Acórdão nº 3902/13.0JFLSB-N.L1-9 de Court of Appeal of Lisbon (Portugal), 08 de Outubro de 2015

Magistrado ResponsávelMARIA DO CARMO FERREIRA
Data da Resolução08 de Outubro de 2015
EmissorCourt of Appeal of Lisbon (Portugal)

Decisão Texto Parcial:


Acordam em conferência na 9ª.Secção Criminal do Tribunal da Relação de Lisboa: I. RELATÓRIO.

M..., arguido nos autos supra e ali devidamente identificado, não se conformando com o despacho que lhe indeferiu a arguição de nulidades (de 24/6/2015) e irregularidades que invocara sobre anteriores despachos (de 5/2/2015 e 3/6/2015), onde se determinava o adiamento ao acesso aos autos, pelo período de 3 meses, a vigorar até 4/5/2015 e a prorrogação do prazo do acesso aos autos por mais um ano, a contar do dia 4/6/2015, vem do mesmo interpor recurso.

Juntou as motivações que constam de fls. 2 a 48 destes autos, da qual constam as conclusões que vão transcritas: 1) O presente recurso versa sobre dois Despachos, proferidos pelo JIC, que apreciaram os requerimentos apresentados pelo ora Recorrente na sequência da notificação do Despacho de fls. 12533 e ss., que determinou o segundo adiamento de acesso aos autos, nos termos do artigo 89.°, n.° 6, in fine, CPP.

2) Tratam-se (i) do Despacho de fls. 13584 e ss., mediante o qual o Juiz a quo indeferiu a arguição de nulidade dos Despachos de fls. 7901 e 7902 e de 12533 a 12535 (que, respetivamente, haviam determinado a primeira e segunda prorrogações do adiamento de acesso aos autos pelo Arguido), e (ii) do Despacho de fls. 13316 e ss., através do qual o Mm.° Juiz de Instrução Criminal desconsiderou a arguição de irregularidade do já referido Despacho de fls. 12533 a 12535 ("Despacho Recorrido (irregularidade)").

3) Salvo o devido respeito por melhor opinião, é entendimento do ora Recorrente que não assiste razão ao Meritíssimo JIC, já que por um lado e em primeira linha, os pedidos de adiamento de acesso aos autos, feitos ao abrigo do artigo 89.°, n.° 6, CPP, foram extemporâneos, o que determinou ipso iure a publicidade interna do processo, e porque, por outro lado, sempre se dirá que foram preteridas as garantias de defesa do ora Recorrente ao não lhe ter sido notificada a Promoção do Ministério Público que antecedeu a segunda prorrogação de acesso aos autos.

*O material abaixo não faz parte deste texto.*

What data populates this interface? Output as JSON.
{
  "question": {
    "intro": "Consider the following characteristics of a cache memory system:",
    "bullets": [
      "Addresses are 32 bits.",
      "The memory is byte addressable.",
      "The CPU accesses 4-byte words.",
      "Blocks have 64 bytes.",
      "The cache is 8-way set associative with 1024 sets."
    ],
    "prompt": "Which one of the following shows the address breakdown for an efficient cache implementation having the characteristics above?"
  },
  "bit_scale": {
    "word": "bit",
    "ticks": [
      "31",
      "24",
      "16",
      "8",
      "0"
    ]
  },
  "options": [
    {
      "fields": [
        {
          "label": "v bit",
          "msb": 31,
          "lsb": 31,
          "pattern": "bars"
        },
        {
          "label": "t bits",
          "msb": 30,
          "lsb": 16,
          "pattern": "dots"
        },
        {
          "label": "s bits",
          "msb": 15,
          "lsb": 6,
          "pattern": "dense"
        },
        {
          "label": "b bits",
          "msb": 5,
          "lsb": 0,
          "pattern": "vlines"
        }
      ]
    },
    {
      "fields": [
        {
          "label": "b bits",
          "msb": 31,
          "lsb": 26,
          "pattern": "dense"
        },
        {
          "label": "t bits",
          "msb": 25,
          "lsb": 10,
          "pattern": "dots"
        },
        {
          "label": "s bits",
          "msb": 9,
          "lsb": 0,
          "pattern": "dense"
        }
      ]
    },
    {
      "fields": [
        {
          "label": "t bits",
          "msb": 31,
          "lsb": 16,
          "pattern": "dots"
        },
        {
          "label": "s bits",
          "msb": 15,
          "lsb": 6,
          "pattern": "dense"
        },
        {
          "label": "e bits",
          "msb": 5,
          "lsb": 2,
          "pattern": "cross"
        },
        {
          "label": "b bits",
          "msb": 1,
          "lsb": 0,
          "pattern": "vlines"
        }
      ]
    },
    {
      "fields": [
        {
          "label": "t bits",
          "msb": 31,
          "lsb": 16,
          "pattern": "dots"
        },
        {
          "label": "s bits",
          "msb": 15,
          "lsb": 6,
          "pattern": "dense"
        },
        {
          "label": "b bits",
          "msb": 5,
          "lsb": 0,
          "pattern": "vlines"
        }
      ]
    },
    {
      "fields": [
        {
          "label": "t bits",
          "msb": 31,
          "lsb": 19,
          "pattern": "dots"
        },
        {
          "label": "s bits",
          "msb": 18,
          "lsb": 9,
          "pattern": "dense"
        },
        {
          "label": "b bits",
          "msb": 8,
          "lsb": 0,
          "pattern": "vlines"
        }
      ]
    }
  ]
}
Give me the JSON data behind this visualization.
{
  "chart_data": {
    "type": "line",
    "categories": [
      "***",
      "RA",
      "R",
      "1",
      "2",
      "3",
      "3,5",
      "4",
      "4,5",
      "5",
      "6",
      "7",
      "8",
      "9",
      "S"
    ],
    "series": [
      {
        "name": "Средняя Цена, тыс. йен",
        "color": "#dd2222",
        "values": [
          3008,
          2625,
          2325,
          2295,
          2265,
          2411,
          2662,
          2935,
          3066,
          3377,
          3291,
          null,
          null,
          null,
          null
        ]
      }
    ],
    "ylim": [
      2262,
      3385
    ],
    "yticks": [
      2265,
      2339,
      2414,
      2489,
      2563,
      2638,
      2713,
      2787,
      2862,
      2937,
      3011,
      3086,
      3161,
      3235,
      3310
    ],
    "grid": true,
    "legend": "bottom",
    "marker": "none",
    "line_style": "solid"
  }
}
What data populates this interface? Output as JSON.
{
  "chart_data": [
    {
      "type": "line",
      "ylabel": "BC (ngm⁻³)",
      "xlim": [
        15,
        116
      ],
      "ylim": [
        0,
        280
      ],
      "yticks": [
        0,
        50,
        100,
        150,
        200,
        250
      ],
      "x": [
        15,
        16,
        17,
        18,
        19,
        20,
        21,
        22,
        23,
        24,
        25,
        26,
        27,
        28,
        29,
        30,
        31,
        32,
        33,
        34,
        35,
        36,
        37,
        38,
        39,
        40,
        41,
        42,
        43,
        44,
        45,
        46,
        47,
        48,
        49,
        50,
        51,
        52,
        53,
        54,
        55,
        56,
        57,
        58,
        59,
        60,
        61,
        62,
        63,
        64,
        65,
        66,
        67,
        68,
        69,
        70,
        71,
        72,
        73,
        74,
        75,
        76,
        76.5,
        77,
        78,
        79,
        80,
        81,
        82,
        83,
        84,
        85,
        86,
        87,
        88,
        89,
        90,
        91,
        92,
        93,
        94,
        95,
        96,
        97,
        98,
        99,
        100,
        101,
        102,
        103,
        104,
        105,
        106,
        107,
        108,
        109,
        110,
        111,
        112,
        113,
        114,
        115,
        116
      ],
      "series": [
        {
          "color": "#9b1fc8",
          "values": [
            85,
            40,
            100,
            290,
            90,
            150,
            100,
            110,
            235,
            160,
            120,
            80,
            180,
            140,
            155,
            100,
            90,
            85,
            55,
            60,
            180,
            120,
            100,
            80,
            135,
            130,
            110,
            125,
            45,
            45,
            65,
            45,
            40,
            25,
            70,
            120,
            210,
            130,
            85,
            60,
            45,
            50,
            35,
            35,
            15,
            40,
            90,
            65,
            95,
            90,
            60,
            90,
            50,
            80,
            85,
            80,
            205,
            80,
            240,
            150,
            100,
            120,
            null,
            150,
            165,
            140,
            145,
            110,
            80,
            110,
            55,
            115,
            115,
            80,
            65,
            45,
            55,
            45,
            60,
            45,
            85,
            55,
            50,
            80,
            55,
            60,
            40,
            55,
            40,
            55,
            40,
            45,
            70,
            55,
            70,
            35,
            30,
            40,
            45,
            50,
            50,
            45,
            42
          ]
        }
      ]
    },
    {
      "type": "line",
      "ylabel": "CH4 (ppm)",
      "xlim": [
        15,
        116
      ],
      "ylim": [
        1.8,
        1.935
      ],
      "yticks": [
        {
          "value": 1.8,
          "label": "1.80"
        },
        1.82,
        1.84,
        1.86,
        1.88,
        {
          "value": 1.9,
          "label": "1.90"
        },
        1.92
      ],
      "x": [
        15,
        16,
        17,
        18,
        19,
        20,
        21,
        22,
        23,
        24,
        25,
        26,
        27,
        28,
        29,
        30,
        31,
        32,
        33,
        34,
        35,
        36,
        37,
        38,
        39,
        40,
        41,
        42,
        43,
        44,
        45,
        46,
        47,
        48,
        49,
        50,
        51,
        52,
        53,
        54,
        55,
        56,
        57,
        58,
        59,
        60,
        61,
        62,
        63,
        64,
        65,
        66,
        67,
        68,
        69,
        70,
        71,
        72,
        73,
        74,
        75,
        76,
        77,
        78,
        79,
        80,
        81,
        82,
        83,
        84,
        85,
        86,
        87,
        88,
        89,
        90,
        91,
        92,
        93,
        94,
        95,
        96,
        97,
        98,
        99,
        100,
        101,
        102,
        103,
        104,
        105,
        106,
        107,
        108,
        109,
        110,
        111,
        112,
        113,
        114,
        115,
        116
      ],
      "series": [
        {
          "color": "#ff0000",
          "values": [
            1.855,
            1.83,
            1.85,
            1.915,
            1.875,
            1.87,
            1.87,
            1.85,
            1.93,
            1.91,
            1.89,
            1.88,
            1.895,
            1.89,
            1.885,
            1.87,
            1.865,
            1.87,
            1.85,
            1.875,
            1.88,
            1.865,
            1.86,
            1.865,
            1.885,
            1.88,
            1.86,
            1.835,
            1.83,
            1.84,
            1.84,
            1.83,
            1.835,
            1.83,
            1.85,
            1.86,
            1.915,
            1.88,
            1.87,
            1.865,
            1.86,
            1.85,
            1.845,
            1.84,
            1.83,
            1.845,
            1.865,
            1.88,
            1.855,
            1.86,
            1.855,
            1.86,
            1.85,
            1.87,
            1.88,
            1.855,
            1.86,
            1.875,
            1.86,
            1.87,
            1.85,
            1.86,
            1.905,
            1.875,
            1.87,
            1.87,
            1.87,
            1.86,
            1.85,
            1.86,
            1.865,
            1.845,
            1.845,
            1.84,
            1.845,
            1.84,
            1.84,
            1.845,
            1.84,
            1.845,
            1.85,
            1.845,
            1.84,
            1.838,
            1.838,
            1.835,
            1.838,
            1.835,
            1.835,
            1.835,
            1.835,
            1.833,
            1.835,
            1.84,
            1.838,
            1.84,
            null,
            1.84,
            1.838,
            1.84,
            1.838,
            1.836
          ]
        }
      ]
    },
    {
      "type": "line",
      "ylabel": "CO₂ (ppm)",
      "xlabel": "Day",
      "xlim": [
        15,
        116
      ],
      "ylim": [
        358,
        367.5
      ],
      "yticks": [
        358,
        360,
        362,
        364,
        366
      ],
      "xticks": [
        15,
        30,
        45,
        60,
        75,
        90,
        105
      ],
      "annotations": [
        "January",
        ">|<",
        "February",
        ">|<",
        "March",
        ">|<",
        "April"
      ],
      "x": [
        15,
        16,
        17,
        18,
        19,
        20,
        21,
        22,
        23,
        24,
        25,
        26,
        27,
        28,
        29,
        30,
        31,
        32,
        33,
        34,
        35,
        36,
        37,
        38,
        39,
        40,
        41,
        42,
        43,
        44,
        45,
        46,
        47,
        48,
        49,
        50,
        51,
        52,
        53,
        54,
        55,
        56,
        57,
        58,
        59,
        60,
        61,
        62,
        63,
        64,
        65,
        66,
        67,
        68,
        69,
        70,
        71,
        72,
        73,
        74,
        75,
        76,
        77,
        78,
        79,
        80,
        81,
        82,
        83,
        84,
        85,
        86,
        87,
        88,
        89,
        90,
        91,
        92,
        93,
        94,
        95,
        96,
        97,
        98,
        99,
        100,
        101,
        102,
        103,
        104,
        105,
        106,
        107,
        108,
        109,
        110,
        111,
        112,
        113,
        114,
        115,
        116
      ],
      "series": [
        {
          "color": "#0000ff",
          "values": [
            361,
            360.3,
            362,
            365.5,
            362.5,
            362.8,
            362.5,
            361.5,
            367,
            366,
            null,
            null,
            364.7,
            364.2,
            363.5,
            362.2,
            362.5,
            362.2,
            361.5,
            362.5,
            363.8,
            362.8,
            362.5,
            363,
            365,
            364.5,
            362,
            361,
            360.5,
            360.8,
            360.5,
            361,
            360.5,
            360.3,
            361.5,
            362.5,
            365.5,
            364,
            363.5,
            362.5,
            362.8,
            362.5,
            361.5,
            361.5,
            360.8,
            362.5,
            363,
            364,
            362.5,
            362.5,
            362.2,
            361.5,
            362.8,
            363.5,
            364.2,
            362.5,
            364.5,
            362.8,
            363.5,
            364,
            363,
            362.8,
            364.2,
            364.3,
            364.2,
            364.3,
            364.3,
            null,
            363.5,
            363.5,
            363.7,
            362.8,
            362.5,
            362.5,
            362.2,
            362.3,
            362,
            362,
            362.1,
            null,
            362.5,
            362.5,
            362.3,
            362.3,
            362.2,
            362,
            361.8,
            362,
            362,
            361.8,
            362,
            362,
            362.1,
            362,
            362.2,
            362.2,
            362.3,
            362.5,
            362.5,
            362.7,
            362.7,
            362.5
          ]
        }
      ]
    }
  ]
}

4) É ainda entendimento do Recorrente que ao contrário do que é sustentado nos despachos em recurso, no caso em apreço não poderia ter havido prolongamento do período de duração do segredo de justiça para além dos prazos máximos de inquérito previstos no artigo 276.° CPP (artigo 89.°, n.° 6, CPP), uma vez que tal não foi requerido dentro dos prazos estabelecidos para o efeito: saber: (i) o pedido e concessão da primeira prorrogação do segredo de justiça, nos termos do artigo 86.°, n.° 6, do CPP, não respeitou o prazo de conclusão do inquérito e (ii) o pedido e concessão da segunda prorrogação do segredo de justiça, nos termos do artigo 86.°, n.° 6, in fine, do CPP, não ocorreu dentro dos três meses do primeiro adiamento do acesso aos autos.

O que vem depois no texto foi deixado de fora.